Based on her original idea, periodic table cupcakes have become a popular way to celebrate chemistry at school bake sales and events aiming to promote public engagement with science. The Royal Society of Chemistry celebrated the launch of the Visual Elements Periodic Table with a set of periodic table cupcakes and students at Nottingham University did similarly for the birthday of Martyn Poliakoff. A video showing the collection of cakes is included in Professor Poliakoff's series of online videos 'Periodic Videos' Periodic Videos aim to bring chemistry to a new generation of students.

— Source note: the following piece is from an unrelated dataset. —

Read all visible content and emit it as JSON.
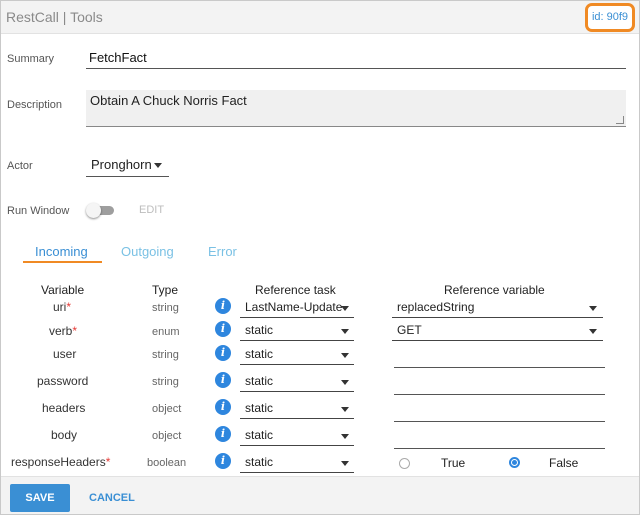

Recipe instructions for modern versions of Freund's periodic table of cupcakes are available from a variety of sources online.

==Inventions==
As well as inventing periodic table cupcakes, Freund also had a piece of laboratory apparatus (a gas measuring tube) named after her as her invention. The apparatus is no longer in common use.

==Memorials==
In April 1998 the lab at Newnham was restored as a memorial. The Ida Freund Memorial Fund was set up to raise the standard of women teachers in the physical sciences by giving them opportunities for further study. The Ida Freund Memorial Prize is offered by Newnham College. Furthermore, Girton College awards the Ida Freund Prize to its students of physical sciences for first-class academic achievements.